Arrie Church (Arrie kyrka) is a church in Arrie, Vellinge Municipality, in the Swedish province Skåne (Scania). A medieval church on the same spot was demolished in 1899 and the currently visible church inaugurated in 1890. It is a Neo-Gothic church, designed by architect Salomon Sörensen. Arrie Church houses a 15th-century wooden sculpture probably made in the Low Countries.

==History==
The first church in Arrie was built c. 1200 and consisted of a nave, choir and an apse. During the 14th century a tower was added. The church underwent further changes during the 18th and 19th centuries. At the end of the 19th century, it was, however, decided that the old church should be demolished and a new one be built, despite objections from the Royal Swedish Academy of Letters, History and Antiquities. In 1889 everything except the lower part of the tower was torn down, and in 1890 the new church was inaugurated. Already in 1912 it had to be repaired.

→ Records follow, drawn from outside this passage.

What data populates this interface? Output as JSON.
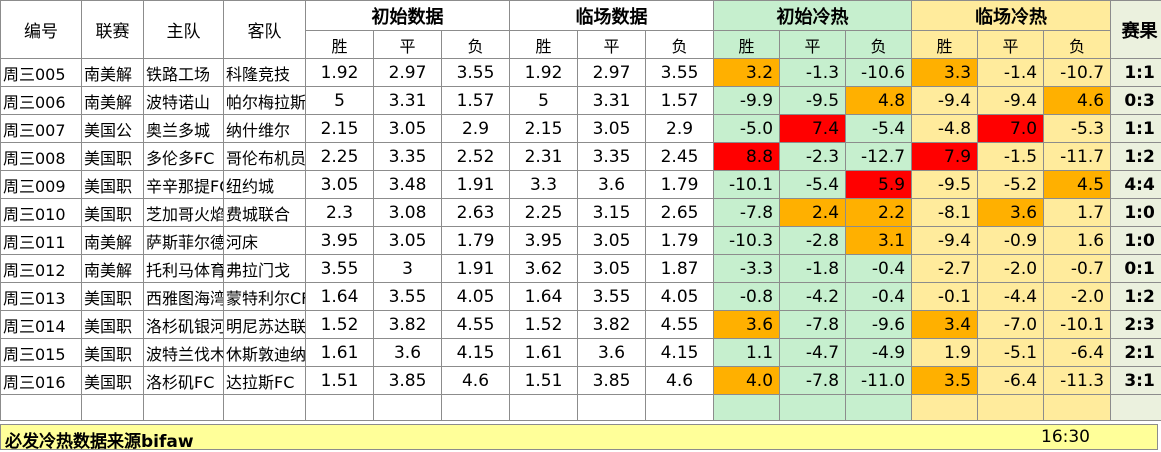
{
  "headers": {
    "id": "编号",
    "league": "联赛",
    "home": "主队",
    "away": "客队",
    "initial_odds": "初始数据",
    "live_odds": "临场数据",
    "initial_heat": "初始冷热",
    "live_heat": "临场冷热",
    "result": "赛果",
    "win": "胜",
    "draw": "平",
    "lose": "负"
  },
  "rows": [
    {
      "id": "周三005",
      "league": "南美解",
      "home": "铁路工场",
      "away": "科隆竞技",
      "io": [
        "1.92",
        "2.97",
        "3.55"
      ],
      "lo": [
        "1.92",
        "2.97",
        "3.55"
      ],
      "ih": [
        "3.2",
        "-1.3",
        "-10.6"
      ],
      "lh": [
        "3.3",
        "-1.4",
        "-10.7"
      ],
      "score": "1:1",
      "ih_hot": [
        "orange",
        "",
        ""
      ],
      "lh_hot": [
        "orange",
        "",
        ""
      ]
    },
    {
      "id": "周三006",
      "league": "南美解",
      "home": "波特诺山",
      "away": "帕尔梅拉斯",
      "io": [
        "5",
        "3.31",
        "1.57"
      ],
      "lo": [
        "5",
        "3.31",
        "1.57"
      ],
      "ih": [
        "-9.9",
        "-9.5",
        "4.8"
      ],
      "lh": [
        "-9.4",
        "-9.4",
        "4.6"
      ],
      "score": "0:3",
      "ih_hot": [
        "",
        "",
        "orange"
      ],
      "lh_hot": [
        "",
        "",
        "orange"
      ]
    },
    {
      "id": "周三007",
      "league": "美国公",
      "home": "奥兰多城",
      "away": "纳什维尔",
      "io": [
        "2.15",
        "3.05",
        "2.9"
      ],
      "lo": [
        "2.15",
        "3.05",
        "2.9"
      ],
      "ih": [
        "-5.0",
        "7.4",
        "-5.4"
      ],
      "lh": [
        "-4.8",
        "7.0",
        "-5.3"
      ],
      "score": "1:1",
      "ih_hot": [
        "",
        "red",
        ""
      ],
      "lh_hot": [
        "",
        "red",
        ""
      ]
    },
    {
      "id": "周三008",
      "league": "美国职",
      "home": "多伦多FC",
      "away": "哥伦布机员",
      "io": [
        "2.25",
        "3.35",
        "2.52"
      ],
      "lo": [
        "2.31",
        "3.35",
        "2.45"
      ],
      "ih": [
        "8.8",
        "-2.3",
        "-12.7"
      ],
      "lh": [
        "7.9",
        "-1.5",
        "-11.7"
      ],
      "score": "1:2",
      "ih_hot": [
        "red",
        "",
        ""
      ],
      "lh_hot": [
        "red",
        "",
        ""
      ]
    },
    {
      "id": "周三009",
      "league": "美国职",
      "home": "辛辛那提FC",
      "away": "纽约城",
      "io": [
        "3.05",
        "3.48",
        "1.91"
      ],
      "lo": [
        "3.3",
        "3.6",
        "1.79"
      ],
      "ih": [
        "-10.1",
        "-5.4",
        "5.9"
      ],
      "lh": [
        "-9.5",
        "-5.2",
        "4.5"
      ],
      "score": "4:4",
      "ih_hot": [
        "",
        "",
        "red"
      ],
      "lh_hot": [
        "",
        "",
        "orange"
      ]
    },
    {
      "id": "周三010",
      "league": "美国职",
      "home": "芝加哥火焰",
      "away": "费城联合",
      "io": [
        "2.3",
        "3.08",
        "2.63"
      ],
      "lo": [
        "2.25",
        "3.15",
        "2.65"
      ],
      "ih": [
        "-7.8",
        "2.4",
        "2.2"
      ],
      "lh": [
        "-8.1",
        "3.6",
        "1.7"
      ],
      "score": "1:0",
      "ih_hot": [
        "",
        "orange",
        "orange"
      ],
      "lh_hot": [
        "",
        "orange",
        ""
      ]
    },
    {
      "id": "周三011",
      "league": "南美解",
      "home": "萨斯菲尔德",
      "away": "河床",
      "io": [
        "3.95",
        "3.05",
        "1.79"
      ],
      "lo": [
        "3.95",
        "3.05",
        "1.79"
      ],
      "ih": [
        "-10.3",
        "-2.8",
        "3.1"
      ],
      "lh": [
        "-9.4",
        "-0.9",
        "1.6"
      ],
      "score": "1:0",
      "ih_hot": [
        "",
        "",
        "orange"
      ],
      "lh_hot": [
        "",
        "",
        ""
      ]
    },
    {
      "id": "周三012",
      "league": "南美解",
      "home": "托利马体育",
      "away": "弗拉门戈",
      "io": [
        "3.55",
        "3",
        "1.91"
      ],
      "lo": [
        "3.62",
        "3.05",
        "1.87"
      ],
      "ih": [
        "-3.3",
        "-1.8",
        "-0.4"
      ],
      "lh": [
        "-2.7",
        "-2.0",
        "-0.7"
      ],
      "score": "0:1",
      "ih_hot": [
        "",
        "",
        ""
      ],
      "lh_hot": [
        "",
        "",
        ""
      ]
    },
    {
      "id": "周三013",
      "league": "美国职",
      "home": "西雅图海湾人",
      "away": "蒙特利尔CF",
      "io": [
        "1.64",
        "3.55",
        "4.05"
      ],
      "lo": [
        "1.64",
        "3.55",
        "4.05"
      ],
      "ih": [
        "-0.8",
        "-4.2",
        "-0.4"
      ],
      "lh": [
        "-0.1",
        "-4.4",
        "-2.0"
      ],
      "score": "1:2",
      "ih_hot": [
        "",
        "",
        ""
      ],
      "lh_hot": [
        "",
        "",
        ""
      ]
    },
    {
      "id": "周三014",
      "league": "美国职",
      "home": "洛杉矶银河",
      "away": "明尼苏达联",
      "io": [
        "1.52",
        "3.82",
        "4.55"
      ],
      "lo": [
        "1.52",
        "3.82",
        "4.55"
      ],
      "ih": [
        "3.6",
        "-7.8",
        "-9.6"
      ],
      "lh": [
        "3.4",
        "-7.0",
        "-10.1"
      ],
      "score": "2:3",
      "ih_hot": [
        "orange",
        "",
        ""
      ],
      "lh_hot": [
        "orange",
        "",
        ""
      ]
    },
    {
      "id": "周三015",
      "league": "美国职",
      "home": "波特兰伐木者",
      "away": "休斯敦迪纳摩",
      "io": [
        "1.61",
        "3.6",
        "4.15"
      ],
      "lo": [
        "1.61",
        "3.6",
        "4.15"
      ],
      "ih": [
        "1.1",
        "-4.7",
        "-4.9"
      ],
      "lh": [
        "1.9",
        "-5.1",
        "-6.4"
      ],
      "score": "2:1",
      "ih_hot": [
        "",
        "",
        ""
      ],
      "lh_hot": [
        "",
        "",
        ""
      ]
    },
    {
      "id": "周三016",
      "league": "美国职",
      "home": "洛杉矶FC",
      "away": "达拉斯FC",
      "io": [
        "1.51",
        "3.85",
        "4.6"
      ],
      "lo": [
        "1.51",
        "3.85",
        "4.6"
      ],
      "ih": [
        "4.0",
        "-7.8",
        "-11.0"
      ],
      "lh": [
        "3.5",
        "-6.4",
        "-11.3"
      ],
      "score": "3:1",
      "ih_hot": [
        "orange",
        "",
        ""
      ],
      "lh_hot": [
        "orange",
        "",
        ""
      ]
    }
  ],
  "footer": {
    "note": "必发冷热数据来源bifaw",
    "time": "16:30"
  },
  "colors": {
    "initial_heat_bg": "#c6efce",
    "live_heat_bg": "#ffeb9c",
    "hot_orange": "#ffb000",
    "hot_red": "#ff0000",
    "footer_bg": "#ffff99"
  }
}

==Architecture and furnishings==
The current church was designed by architect Salomon Sörensen in a Neo-Gothic style. It consists of a western tower, a nave and a choir without an apse. Inside, the church ceiling is supported by vaults. The exterior is richly articulated with i.a. crow-stepped gables, mouldings and blind arches.

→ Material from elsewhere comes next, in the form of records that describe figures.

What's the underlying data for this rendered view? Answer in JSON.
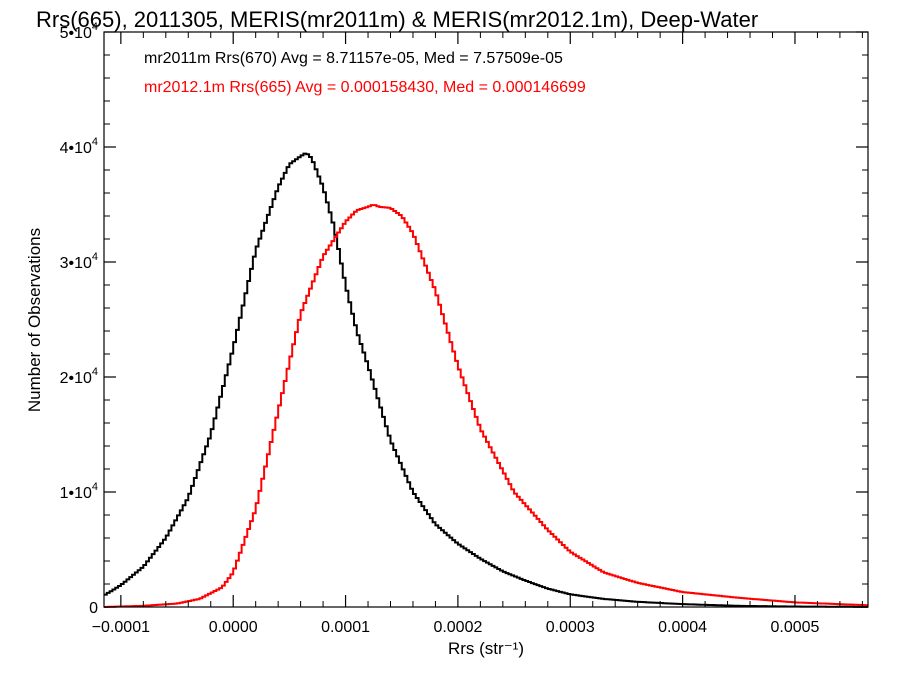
{
  "chart_data": {
    "type": "line",
    "title": "Rrs(665), 2011305, MERIS(mr2011m) & MERIS(mr2012.1m), Deep-Water",
    "xlabel": "Rrs (str⁻¹)",
    "ylabel": "Number of Observations",
    "xlim": [
      -0.000115,
      0.000565
    ],
    "ylim": [
      0,
      50000
    ],
    "grid": false,
    "x_ticks": [
      {
        "value": -0.0001,
        "label": "−0.0001"
      },
      {
        "value": 0.0,
        "label": "0.0000"
      },
      {
        "value": 0.0001,
        "label": "0.0001"
      },
      {
        "value": 0.0002,
        "label": "0.0002"
      },
      {
        "value": 0.0003,
        "label": "0.0003"
      },
      {
        "value": 0.0004,
        "label": "0.0004"
      },
      {
        "value": 0.0005,
        "label": "0.0005"
      }
    ],
    "y_ticks": [
      {
        "value": 0,
        "base": "0",
        "exp": ""
      },
      {
        "value": 10000,
        "base": "1•10",
        "exp": "4"
      },
      {
        "value": 20000,
        "base": "2•10",
        "exp": "4"
      },
      {
        "value": 30000,
        "base": "3•10",
        "exp": "4"
      },
      {
        "value": 40000,
        "base": "4•10",
        "exp": "4"
      },
      {
        "value": 50000,
        "base": "5•10",
        "exp": "4"
      }
    ],
    "series": [
      {
        "name": "mr2011m Rrs(670)",
        "color": "#000000",
        "annotation": "mr2011m Rrs(670) Avg = 8.71157e-05, Med = 7.57509e-05",
        "x": [
          -0.000115,
          -0.0001,
          -8e-05,
          -6e-05,
          -4e-05,
          -2e-05,
          0.0,
          2e-05,
          4e-05,
          5e-05,
          6e-05,
          6.5e-05,
          7e-05,
          8e-05,
          9e-05,
          0.0001,
          0.00011,
          0.00012,
          0.00014,
          0.00016,
          0.00018,
          0.0002,
          0.00022,
          0.00024,
          0.00026,
          0.00028,
          0.0003,
          0.00033,
          0.00036,
          0.0004,
          0.00045,
          0.0005,
          0.000565
        ],
        "y": [
          1000,
          1900,
          3500,
          6000,
          9500,
          15000,
          22500,
          31000,
          36500,
          38500,
          39200,
          39500,
          39000,
          36500,
          33000,
          28000,
          24000,
          21000,
          14500,
          10000,
          7200,
          5500,
          4200,
          3100,
          2300,
          1600,
          1100,
          700,
          450,
          250,
          100,
          40,
          10
        ]
      },
      {
        "name": "mr2012.1m Rrs(665)",
        "color": "#ff0000",
        "annotation": "mr2012.1m Rrs(665) Avg = 0.000158430, Med = 0.000146699",
        "x": [
          -0.000115,
          -8e-05,
          -5e-05,
          -3e-05,
          -1e-05,
          0.0,
          2e-05,
          4e-05,
          6e-05,
          8e-05,
          0.0001,
          0.00011,
          0.00012,
          0.000125,
          0.00013,
          0.00014,
          0.00015,
          0.00016,
          0.00018,
          0.0002,
          0.00022,
          0.00025,
          0.00028,
          0.0003,
          0.00033,
          0.00036,
          0.0004,
          0.00045,
          0.0005,
          0.000565
        ],
        "y": [
          0,
          100,
          300,
          700,
          1700,
          3000,
          8500,
          17000,
          25500,
          30500,
          33500,
          34500,
          34800,
          35000,
          34800,
          34700,
          34000,
          32500,
          27500,
          21000,
          15500,
          10000,
          6700,
          4800,
          3000,
          2100,
          1300,
          800,
          400,
          150
        ]
      }
    ]
  }
}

The pulpit was transferred from the old church and dates from the late 16th century; it is made of oak and decorated with carved images of Paul the Apostle and the Four Evangelists. The altarpiece consists of a wooden pietà, originally part of a larger altarpiece. It dates from the last quarter of the 15th century and was probably made in the Low Countries. It displays similarities with the triumphal cross of Barsebäck Church, somewhat further north, and has been described as being a piece of art of high artistic quality. The baptismal font also comes from the earlier church; it is made of wood and dates from the 16th century. The church has two church bells, of these one is from 1594 and the other manufactured in 1899.